I spent everyday of my mini-‘holiday’ travelling. It was nice but exhausting.
Bus to Reading, train to Paddington, tube to King’s Cross (spent breathlessly gaping at my watch while the Underground shuddered along ancient tunnels), train to Edinburgh (spent reading The Amber Spyglass, watching the countryside NOT CHANGE AT ALL until a little bit after York).
I arrived in Edinburgh to be greeted by my friend Sinead who’s just started studying Medicine there. Walked around Ed a bit, buying garlic and chicken because she was cooking. We went to the cafe where J. K. wrote the first Harry Potter, and later had a shot of chocolate while discussing politics. I concluded (after little to no deliberation) that I definitely like Sinead. This was cemented when she whipped out a copy of Black Books, not only let me waffle about languages and myths but joined in, and then gave me a copy of a poetry book!
Clockwise from top left: Platform 9 3/4 at Kings Cross Station, The Elephant House cafe where Jo wrote, and Kings Cross Station
At 08:50 the alarm went off. Mine, that is. Sinead had slept through hers and leapt over me to make her 9:00 lecture. I then met my closest-in-age cousin Andrew. Good to see him after quite a few years! He bought me breakfast – haggis. 😀 Haggis, just to clear things up, is not disgusting but delicious. It tastes like meaty oats with bits. I realise that’s not selling it, but trust me, it’s wonderful.
Then, I got the train from Edinburgh to Inverness. Now that’s what I call a train journey. Stunning coastlines moved on to sweeping green valleys, which later narrowed and were towered over by barren, browning mountains. Wild pheasant and red deer glanced at the train from beside small woods and increasingly long lochs. I listened to ‘ViIllete’ by Charlotte Bronte, a favourite book of a friend.
[Interruption: At www.librivox.org you can find many free, amateur-recorded audiobooks. This is because these books are in the public domain (which have no copyright on them – the kind you find on Project Gutenberg) and so they’re free to download!]
I arrived in the afternoon, and was met by my aunt, Sheila. We had a quick shop around Inverness before getting home to walk the two wonderful black Labs, Sula and Rogue. Sula is very affectionate and loves attention and getting her belly rubbed, whereas Rogue is more excitable and has an endearing habit of spinning around in tight circles when she’s happy. This is especially funny when she tries to run at the same time, and ends up performing graceless pirouettes through mud.
I also saw my cousin, Catherine and uncle, Kenny.
A surprise was sprung upon me – Sheila and I got in the car and drove to(wards) Skye. It was very nice, don’t get me wrong… but after two days of sitting I rather wanted a day to chill and walk the dogs and all that. But oh well. Can’t say it’s not beautiful. First the wilderness of the Highlands and then the gentler sweep of the Inner Isles.
(L) Rogie Falls, where the dogs were walked. (R) View of Skye from the Mainland.
We spent the night on Skye with a woman called Annabelle, one of Sheila’s old friends, a mild and cheerful retired botanist who had been to Iceland. She fell almost instantly into my good books, for three reasons. First, she offered me cookies. Second, she had an old copy of my dearest ‘Teach Yourself Norwegian’. Third, she recommended to me a book by William Morris (an alumnus of my college and one of my favourite artists) which was a translation or retelling of Icelandic myth. The fact that this precise reference occurred only a short period later while I was squeaking about my Tolkien biography settled it. Annabelle = good.

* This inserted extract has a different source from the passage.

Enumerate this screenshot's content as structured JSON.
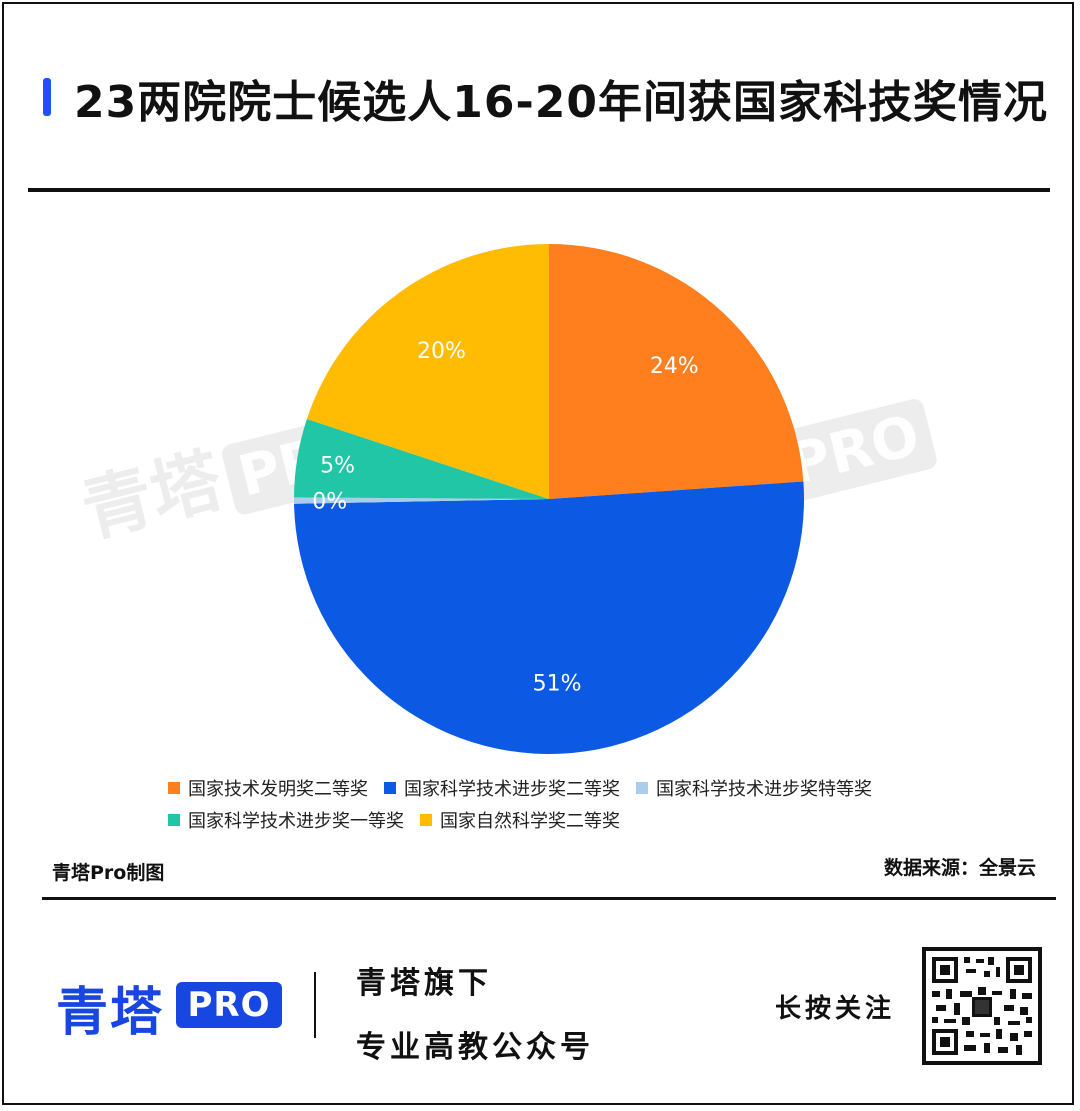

Friday was spent in a similar manner to Thursday – driving from one side of Scotland to the other. This time we passed the Harry Potter viaduct and picked up a hitchhiker who was chatty and friendly. I miss hitchhiking but people down South really don’t do it.
We got home, and I spent an hour or so looking at bird books and writing out which birds I would see in Iceland. Names like Wigeon, Whimbrel, Slavonian Grebe, Gyrfalcon, Scaup, Gadwall, Pharalope and amused me to no end, but only the Grebe really lived up to its fantastically ugly name by looking considerably like David Bowie in the early years.
Slavonian Grebe (L) and Glenfinnan by the Harry Potter viaduct (R )
Nothing beats the puffin though.
That’s yesterday. I got on a plane. Then I got off. Then a traffic jam later, I was back here.
…And it seems I’ve been typing since then. Sorry it’s so long!
It could all be summed up in a little limerick.
There once was a girl with a wit
Who wanted time off to get fit
But she travelled each day
From Loch Ness to Mallaig
And returned home more tired than she left it!
P.S. No, the poems don’t seem to have stopped. I don’t know what to do.